Despite being listed as an architectural heritage by DoCoMoMo (the International Working Party for Documentation and Conservation of Buildings, Sites and Neighbourhoods of the Modern Movement) since 1996, the building's own residents voted to tear it down in 2004.
Yikes! It does look like it's in a state of decay, however… I mean, look at all of the water-staining on this future-looking construct. Tsk-tsk.
It has NOT been torn down, however, and still has about 15 people living in the capsule facilities.

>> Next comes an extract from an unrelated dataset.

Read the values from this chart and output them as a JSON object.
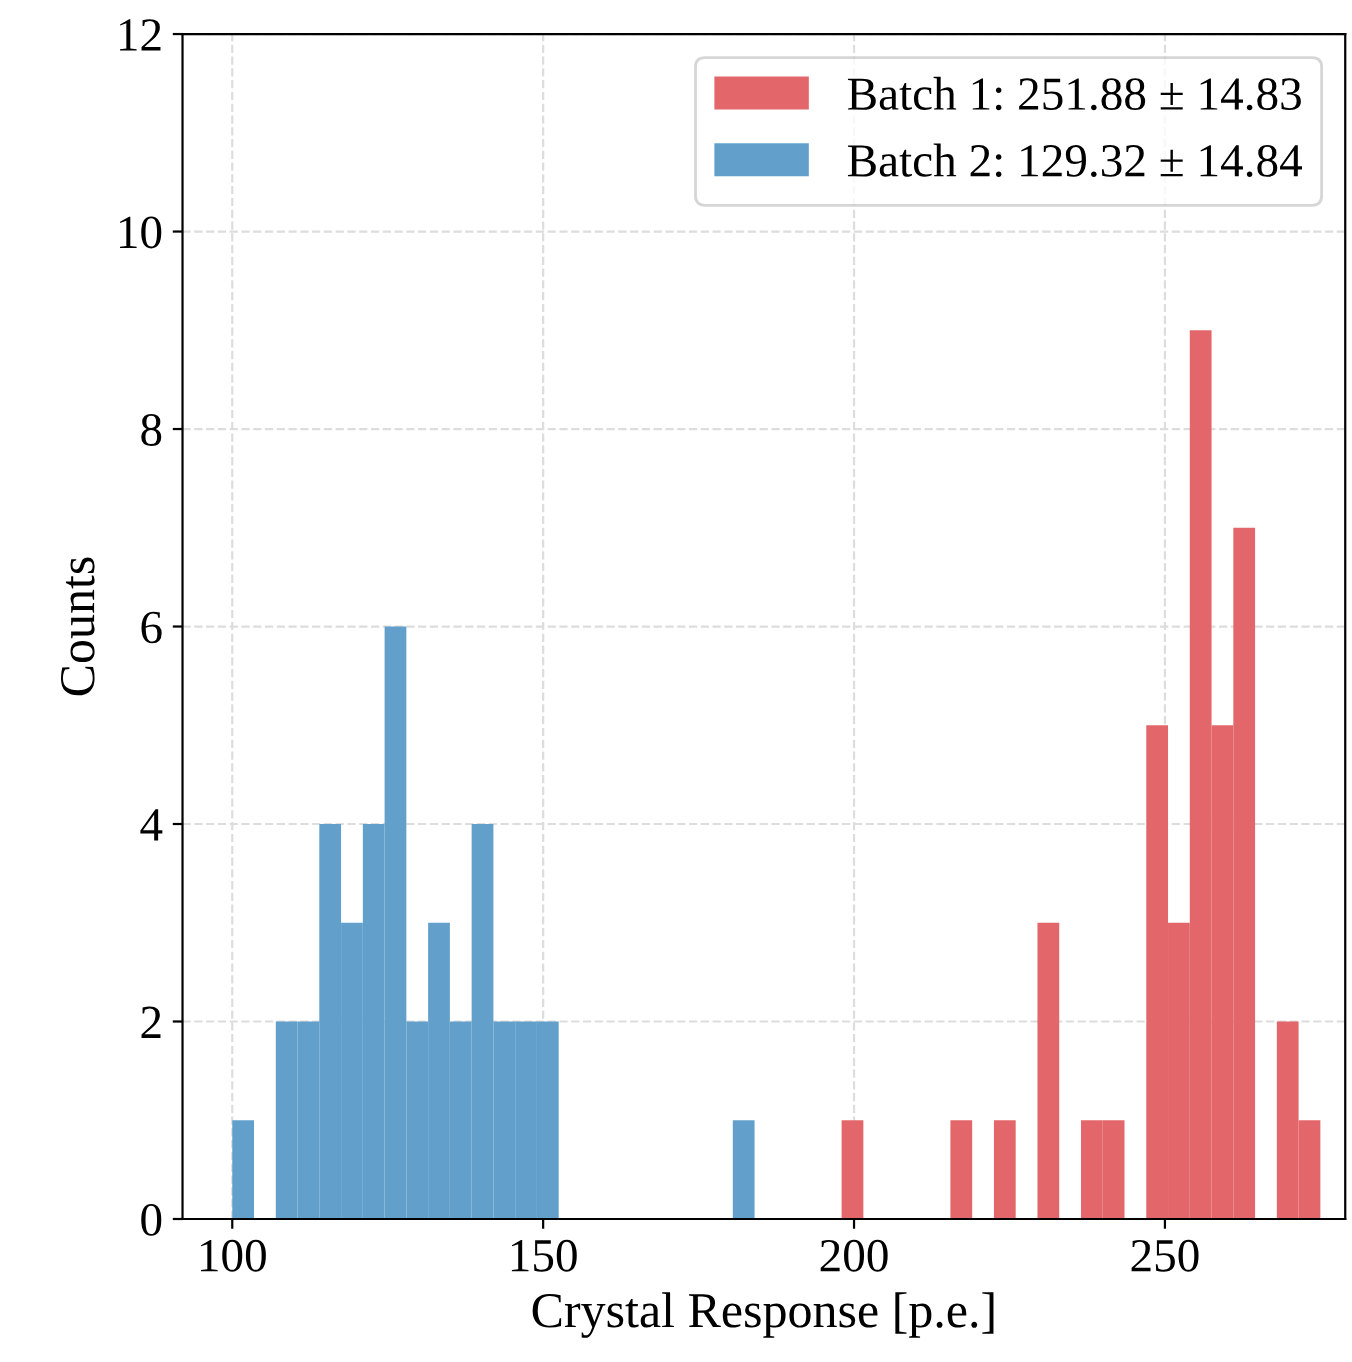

While many others are in a state of disarray internally, many of the units are being offered up for a daily rental of approximately Y3,000 (US$30).
As for that whole Floating City stuff postulated by Kiyonori Kikutake—it was partially realized when Japan built the Aquapolis - the centerpiece - for the Expo '75 held in Okinawa—an awful-looking monstrosity that looks like a floating oil platform.
|Aquapolis - when good concepts turn ugly.|
It was 32-meters tall with a 100-meter-square deck, costing Japan Y13-billion.
It remained open as a tourist destination until 1993. In 2000, it was towed to Shanghai and scrapped.
Okay… I have to stop, or I'll suddenly have to tell you what they built in that Floating City location.